Let’s continue our discussions about Site Resiliency model offered by NSX not through Multisite but through federation. What benefits we may have and what improvements we may have. This is all what we are going to discuss here in this topic.
NSX Federation (a Quick Brief)
Unlike Multisite NSX architecture, NSX Federation does not require to configure MTU over WAN or at provider side to be changed from typical (Default) value to 1700+. It’s a big change at infrastructure configuration or requirement level.
NSX Managers can be on different geographical locations despite of 10ms RTT problem. Because, the global objects will penetrate into local NSX Managers through Async Replicator Service through Application Proxy Hub (APH) offered by Global NSX Managers.
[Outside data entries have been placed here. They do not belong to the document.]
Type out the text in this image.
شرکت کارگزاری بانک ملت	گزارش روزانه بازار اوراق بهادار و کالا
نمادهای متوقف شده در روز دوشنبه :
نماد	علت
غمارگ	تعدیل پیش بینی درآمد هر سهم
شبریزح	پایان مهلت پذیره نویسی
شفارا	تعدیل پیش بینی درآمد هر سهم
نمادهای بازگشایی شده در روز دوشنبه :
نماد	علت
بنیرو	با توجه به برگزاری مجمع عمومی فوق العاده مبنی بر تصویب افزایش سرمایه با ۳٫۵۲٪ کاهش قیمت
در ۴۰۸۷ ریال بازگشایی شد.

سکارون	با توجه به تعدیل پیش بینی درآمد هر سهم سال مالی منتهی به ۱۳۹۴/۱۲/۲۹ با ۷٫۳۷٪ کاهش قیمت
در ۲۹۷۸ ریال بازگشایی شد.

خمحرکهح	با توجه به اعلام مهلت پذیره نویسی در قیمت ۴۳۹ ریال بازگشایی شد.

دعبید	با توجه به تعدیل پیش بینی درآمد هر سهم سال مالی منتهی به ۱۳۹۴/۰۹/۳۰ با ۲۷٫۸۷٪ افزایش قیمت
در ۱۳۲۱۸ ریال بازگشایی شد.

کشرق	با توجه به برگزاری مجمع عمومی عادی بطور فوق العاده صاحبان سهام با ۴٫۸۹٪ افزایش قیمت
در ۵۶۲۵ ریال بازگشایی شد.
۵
It only replicates Clusters with other site clusters not amongst the nodes of one cluster (or inside a cluster).
Whereas the distance in between Global managers (within same NSX Manager Cluster) (Active / Standby instances) must not go beyond 10ms but NSX Managers Active and Standby instances can have upto 500ms RTT. As show in the figures below respectively for each scenario. Below Scenario is NSX Global Manager Stretch architecture (Active Global Manager Cluster only).
Fig 1.1
Figure above shows the distance in mili-second time amongst the nsx manager instances.
And below figure shows the cluster to cluster “Async Replicator” activity to synchronise and help assisting stretch architecture used in federation.
Fig 1.2
Another major benefits you can have using federation is, you don’t need to configure bigger MTU (as required for VxLAN configs). It always go as default but within site (Local not stretched) , yes you need to configure the same MTU 9000+.
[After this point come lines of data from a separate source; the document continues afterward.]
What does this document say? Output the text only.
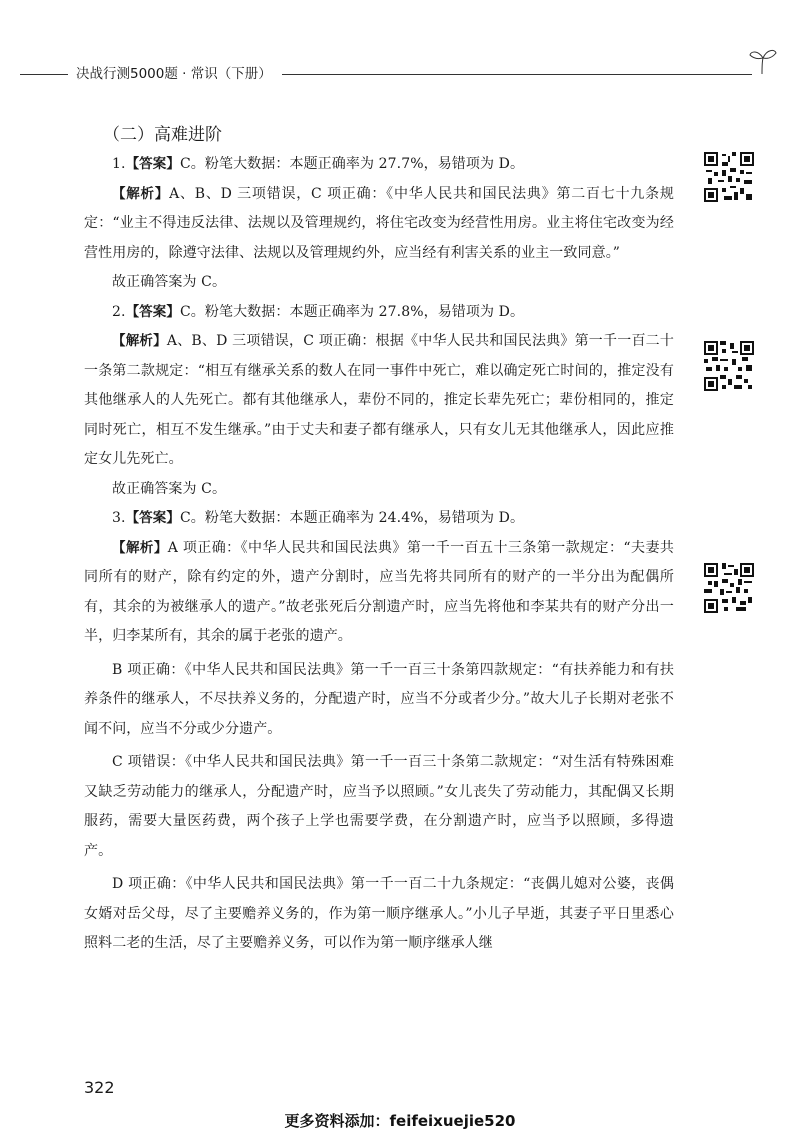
决战行测5000题 · 常识（下册）
（二）高难进阶

1.【答案】C。粉笔大数据：本题正确率为 27.7%，易错项为 D。

【解析】A、B、D 三项错误，C 项正确：《中华人民共和国民法典》第二百七十九条规定：“业主不得违反法律、法规以及管理规约，将住宅改变为经营性用房。业主将住宅改变为经营性用房的，除遵守法律、法规以及管理规约外，应当经有利害关系的业主一致同意。”

故正确答案为 C。

2.【答案】C。粉笔大数据：本题正确率为 27.8%，易错项为 D。

【解析】A、B、D 三项错误，C 项正确：根据《中华人民共和国民法典》第一千一百二十一条第二款规定：“相互有继承关系的数人在同一事件中死亡，难以确定死亡时间的，推定没有其他继承人的人先死亡。都有其他继承人，辈份不同的，推定长辈先死亡；辈份相同的，推定同时死亡，相互不发生继承。”由于丈夫和妻子都有继承人，只有女儿无其他继承人，因此应推定女儿先死亡。

故正确答案为 C。

3.【答案】C。粉笔大数据：本题正确率为 24.4%，易错项为 D。

【解析】A 项正确：《中华人民共和国民法典》第一千一百五十三条第一款规定：“夫妻共同所有的财产，除有约定的外，遗产分割时，应当先将共同所有的财产的一半分出为配偶所有，其余的为被继承人的遗产。”故老张死后分割遗产时，应当先将他和李某共有的财产分出一半，归李某所有，其余的属于老张的遗产。

B 项正确：《中华人民共和国民法典》第一千一百三十条第四款规定：“有扶养能力和有扶养条件的继承人，不尽扶养义务的，分配遗产时，应当不分或者少分。”故大儿子长期对老张不闻不问，应当不分或少分遗产。

C 项错误：《中华人民共和国民法典》第一千一百三十条第二款规定：“对生活有特殊困难又缺乏劳动能力的继承人，分配遗产时，应当予以照顾。”女儿丧失了劳动能力，其配偶又长期服药，需要大量医药费，两个孩子上学也需要学费，在分割遗产时，应当予以照顾，多得遗产。

D 项正确：《中华人民共和国民法典》第一千一百二十九条规定：“丧偶儿媳对公婆，丧偶女婿对岳父母，尽了主要赡养义务的，作为第一顺序继承人。”小儿子早逝，其妻子平日里悉心照料二老的生活，尽了主要赡养义务，可以作为第一顺序继承人继

322
更多资料添加：feifeixuejie520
Even in between Edges across sites, these Edges are known as RTEPs to each other. These can further chunk down the MTU more less than 1500. So, below picture is going to explain a high level overview of a federation
Fig 1.3
There are many different options or scenarios that we can explore to design a solution for NSX Federation. Below are some that I am going to explain in a bit details
Federation with Stretch Active Global NSX Manager Cluster
This scenario is useful and feasible only in cases where sites / regions are not so far but fall under the distance of 1ms to 10ms (or upto 150ms only incase of NSX 4).
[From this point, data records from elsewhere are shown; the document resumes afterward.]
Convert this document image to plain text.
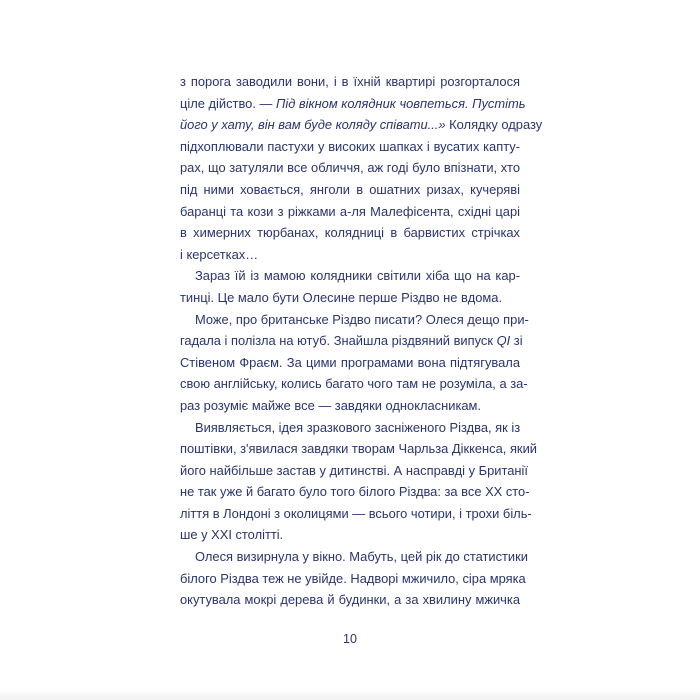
з порога заводили вони, і в їхній квартирі розгорталося
ціле дійство. — Під вікном колядник човпеться. Пустіть
його у хату, він вам буде коляду співати...» Колядку одразу
підхоплювали пастухи у високих шапках і вусатих капту-
рах, що затуляли все обличчя, аж годі було впізнати, хто
під ними ховається, янголи в ошатних ризах, кучеряві
баранці та кози з ріжками а-ля Малефісента, східні царі
в химерних тюрбанах, колядниці в барвистих стрічках
і керсетках…
Зараз їй із мамою колядники світили хіба що на кар-
тинці. Це мало бути Олесине перше Різдво не вдома.
Може, про британське Різдво писати? Олеся дещо при-
гадала і полізла на ютуб. Знайшла різдвяний випуск QI зі
Стівеном Фраєм. За цими програмами вона підтягувала
свою англійську, колись багато чого там не розуміла, а за-
раз розуміє майже все — завдяки однокласникам.
Виявляється, ідея зразкового засніженого Різдва, як із
поштівки, з'явилася завдяки творам Чарльза Діккенса, який
його найбільше застав у дитинстві. А насправді у Британії
не так уже й багато було того білого Різдва: за все XX сто-
ліття в Лондоні з околицями — всього чотири, і трохи біль-
ше у XXI столітті.
Олеся визирнула у вікно. Мабуть, цей рік до статистики
білого Різдва теж не увійде. Надворі мжичило, сіра мряка
окутувала мокрі дерева й будинки, а за хвилину мжичка
10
In such scenario, you can build Global Manager cluster (Active only) with each GM instance in each site making it Active per site with GSLB integration and LM (local NSX Managers) also in the same topological model as explained in Fig 1.1.
It doesn’t require additional vCenter server per-site and only one vCenter Server is sufficient in this scenario [Ref: NSX Design Guide 4.1 v.1.3 – Multisite page 27]. Best suitable for Metropolitan network-based scenarios or intera-city Branch/Data-center Availability zones. Even there is no need for vCenter server ELM.